Recuerdo la fecha muy bien, porque fue en el mismo mes que Holmes rechazó una orden de
caballería por los servicios que quizás algún día sean descriptos. Sólo me referiré al asunto en
cuestión, porque en mi posición de compañero y confidente estoy obligado a ser particularmente
cuidadoso en evitar cualquier indiscreción. Repito, de todas formas, que esto me permite asegurar la
fecha, la cual fue a finales de Junio, 1902, poco tiempo después de la conclusión de la guerra en
África del Sur. Holmes había pasado varios días en cama, como es su hábito de tiempo en tiempo,
pero emergió esa mañana con un largo documento de papel plegado en su mano y un centelleo de
diversión en sus austeros ojos grises.
—Hay una chance para usted de hacerse con algo de dinero, amigo Watson —dijo—. ¿Ha
escuchado alguna vez el nombre de Garrideb?
Admití que no.
—Bien, si puede colocar su mano sobre un Garrideb, hay dinero en él.
—¿Por qué?
—Ah, esa es una larga historia... más bien una caprichosa, también. No creo que en todas
nuestras exploraciones de las complejidades humanas nos hayamos en toda la vida encontrado con
alguna tan singular. El amigo estará presente para un contra interrogatorio, así que no abriré el
asunto hasta que llegue. Pero, mientras tanto, ese es el nombre que queremos.
El directorio telefónico yacía en la mesa al lado mío, y me volteé sobre las páginas en una bien
dicho búsqueda desesperada. Pero para mi asombro ahí estaba este extraño nombre en su debido
lugar. Di una exclamación de triunfo.
—¡Aquí está, Holmes! ¡Aquí está!
Holmes tomó el libro de mi mano.
—"Garrideb, N." —leyó— "Little Ryder Street 136, Oeste". Lamento decepcionarlo, mi querido
Watson, pero este es el hombre por sí mismo.

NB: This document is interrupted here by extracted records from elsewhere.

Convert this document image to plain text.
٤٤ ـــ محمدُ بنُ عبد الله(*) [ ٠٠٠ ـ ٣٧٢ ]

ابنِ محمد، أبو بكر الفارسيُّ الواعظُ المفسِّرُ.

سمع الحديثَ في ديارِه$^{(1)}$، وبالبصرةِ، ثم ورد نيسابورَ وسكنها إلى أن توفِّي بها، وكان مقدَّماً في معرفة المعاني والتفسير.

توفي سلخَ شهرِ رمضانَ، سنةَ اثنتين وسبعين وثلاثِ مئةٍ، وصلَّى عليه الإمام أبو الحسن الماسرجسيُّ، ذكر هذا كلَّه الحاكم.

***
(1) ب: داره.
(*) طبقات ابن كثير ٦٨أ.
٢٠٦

Esta es la dirección sobre su carta. Queremos algo
para emparejarlo.
La Sra. Hudson había entrado con una tarjeta sobre una bandeja. La tomé y la miré.
—¡Por qué, aquí está! —grité con asombro—. Esta es una inicial diferente. John Garrideb,
Consejero en Leyes, Moorville, Kansas, Estados Unidos de América.
Holmes sonrió cuando observó la tarjeta.
—Me temo que deberá hacer otro esfuerzo, Watson —dijo—. Este caballero ya está también en
la trama, sin embargo ciertamente no lo esperaba ver esta mañana. De cualquier modo, está en
posición de contarnos un buen trato del cual quiero conocer.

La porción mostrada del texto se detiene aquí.